First and foremost, to understand why you're having trouble, read Arguments to get a grasp on how the shell understands the statements you give it. It is vital that you grasp this matter well if you're going to be doing anything with the shell.
The preferred method to deal with arbitrary filenames is still to use find(1):
find ... -exec command {} \;
or, if you need to handle filenames en masse:
find ... -exec command {} +
xargs is rarely ever more useful than the above, but if you really insist, remember to use -0:
find ... -print0 | xargs -0 command
Use one of these unless you really can't.
Another way to deal with files with spaces in their names is to use the shell's filename expansion (globbing). This has the disadvantage of not working recursively (except with zsh's extensions or bash 4's globstar), but if you just need to process all the files in a single directory, it works fantastically well.

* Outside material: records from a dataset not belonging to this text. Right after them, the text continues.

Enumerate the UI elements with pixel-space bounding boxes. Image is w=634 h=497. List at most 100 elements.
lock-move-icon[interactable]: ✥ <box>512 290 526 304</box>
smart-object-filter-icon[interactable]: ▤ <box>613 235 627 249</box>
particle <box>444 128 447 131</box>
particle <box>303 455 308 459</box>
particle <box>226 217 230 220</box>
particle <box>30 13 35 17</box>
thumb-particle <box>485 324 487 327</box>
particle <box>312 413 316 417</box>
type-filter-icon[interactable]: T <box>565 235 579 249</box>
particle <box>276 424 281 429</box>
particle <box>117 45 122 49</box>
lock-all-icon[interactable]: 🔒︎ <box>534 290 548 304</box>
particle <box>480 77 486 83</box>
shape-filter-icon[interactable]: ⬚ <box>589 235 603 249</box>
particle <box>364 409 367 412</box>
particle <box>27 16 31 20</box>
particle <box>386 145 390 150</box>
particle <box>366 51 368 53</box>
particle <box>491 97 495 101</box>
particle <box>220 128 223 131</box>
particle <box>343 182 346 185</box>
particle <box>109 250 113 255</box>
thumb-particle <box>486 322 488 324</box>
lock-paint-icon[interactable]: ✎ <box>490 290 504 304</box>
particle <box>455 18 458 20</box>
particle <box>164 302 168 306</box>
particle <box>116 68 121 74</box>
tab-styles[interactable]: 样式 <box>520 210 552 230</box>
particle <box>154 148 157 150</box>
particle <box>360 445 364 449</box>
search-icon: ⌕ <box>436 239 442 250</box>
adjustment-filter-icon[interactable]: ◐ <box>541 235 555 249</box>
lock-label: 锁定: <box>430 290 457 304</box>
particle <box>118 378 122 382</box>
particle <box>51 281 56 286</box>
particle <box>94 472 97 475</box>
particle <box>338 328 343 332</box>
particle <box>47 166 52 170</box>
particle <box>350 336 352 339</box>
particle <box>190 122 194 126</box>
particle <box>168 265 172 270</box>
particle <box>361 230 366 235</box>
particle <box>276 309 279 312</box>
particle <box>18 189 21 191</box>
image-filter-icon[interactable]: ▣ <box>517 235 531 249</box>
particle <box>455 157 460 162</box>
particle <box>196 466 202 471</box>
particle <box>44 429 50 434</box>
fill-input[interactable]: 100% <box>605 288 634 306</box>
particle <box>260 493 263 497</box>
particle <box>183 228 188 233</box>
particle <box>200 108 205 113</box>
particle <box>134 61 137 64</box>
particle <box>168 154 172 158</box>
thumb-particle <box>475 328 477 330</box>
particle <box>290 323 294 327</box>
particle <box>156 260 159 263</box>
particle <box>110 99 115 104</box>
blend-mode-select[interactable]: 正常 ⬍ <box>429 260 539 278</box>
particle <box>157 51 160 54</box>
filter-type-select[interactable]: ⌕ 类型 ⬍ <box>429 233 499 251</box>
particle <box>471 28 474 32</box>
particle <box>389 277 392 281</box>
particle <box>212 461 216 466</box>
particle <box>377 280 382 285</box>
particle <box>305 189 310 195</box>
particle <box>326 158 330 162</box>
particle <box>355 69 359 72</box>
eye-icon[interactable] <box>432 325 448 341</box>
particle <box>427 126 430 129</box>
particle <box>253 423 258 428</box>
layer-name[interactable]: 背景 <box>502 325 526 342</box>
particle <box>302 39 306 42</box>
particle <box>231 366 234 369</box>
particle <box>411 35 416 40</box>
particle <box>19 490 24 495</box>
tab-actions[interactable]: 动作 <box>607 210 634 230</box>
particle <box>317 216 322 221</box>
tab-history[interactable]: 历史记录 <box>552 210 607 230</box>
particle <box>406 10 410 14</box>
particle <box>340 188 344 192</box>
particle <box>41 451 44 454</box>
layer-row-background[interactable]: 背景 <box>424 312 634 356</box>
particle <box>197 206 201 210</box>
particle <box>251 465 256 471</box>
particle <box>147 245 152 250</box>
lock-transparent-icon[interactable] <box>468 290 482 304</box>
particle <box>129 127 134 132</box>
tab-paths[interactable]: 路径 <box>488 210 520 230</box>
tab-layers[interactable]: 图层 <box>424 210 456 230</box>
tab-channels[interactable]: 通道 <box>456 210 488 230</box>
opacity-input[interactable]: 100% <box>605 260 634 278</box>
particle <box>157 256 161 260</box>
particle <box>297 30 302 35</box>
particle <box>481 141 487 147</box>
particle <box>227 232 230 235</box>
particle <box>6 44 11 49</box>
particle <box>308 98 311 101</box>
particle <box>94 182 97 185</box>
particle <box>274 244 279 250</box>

This example renames all the *.mp3 files in the current directory to use underscores in their names instead of spaces. It uses Parameter Expansions that will not work in the original BourneShell or POSIX shell, but should be good in KornShell and BASH.
for file in ./*.mp3; do mv "$file" "${file// /_}" done
Remember, you need to quote all your Parameter Expansions using double quotes. If you don't, the expansion will undergo WordSplitting (see also argument splitting and BashPitfalls). Also, always prefix globs with "./"; otherwise, if there's a file with "-" as the first character, the expansions might be misinterpreted as options.
You could do the same thing for all files with spaces in their names (regardless of extension) by using
for file in ./*' '*; do
instead of *.mp3.
Another way to handle filenames recursively involves using the -print0 option of find (a GNU/BSD extension), together with bash's -d option for read:
# Bash unset a i while IFS= read -r -d $'\0' file; do a[i++]="$file" # or however you want to process each file done < <(find /tmp -type f -print0)
The preceding example reads all the files under /tmp (recursively) into an array, even if they have newlines or other whitespace in their names, by forcing read to use the NUL byte (\0) as its line delimiter. Since NUL is not a valid byte in Unix filenames, this is the safest approach besides using find -exec. IFS= is required to avoid trimming leading/trailing whitespace, and -r is needed to avoid backslash processing. In fact, $'\0' is equivalent to '' so we could also write it like this:
# Bash unset a i while IFS= read -r -d '' file; do a[i++]="$file" done < <(find /tmp -type f -print0)
So, why doesn't this work?
# DOES NOT WORK unset a i find /tmp -type f -print0 | while IFS= read -r -d '' file; do a[i++]="$file" done
Because of the pipeline, the entire while loop is executed in a SubShell and therefore the array assignments will be lost after the loop terminates. (For more details about this, see FAQ #24.)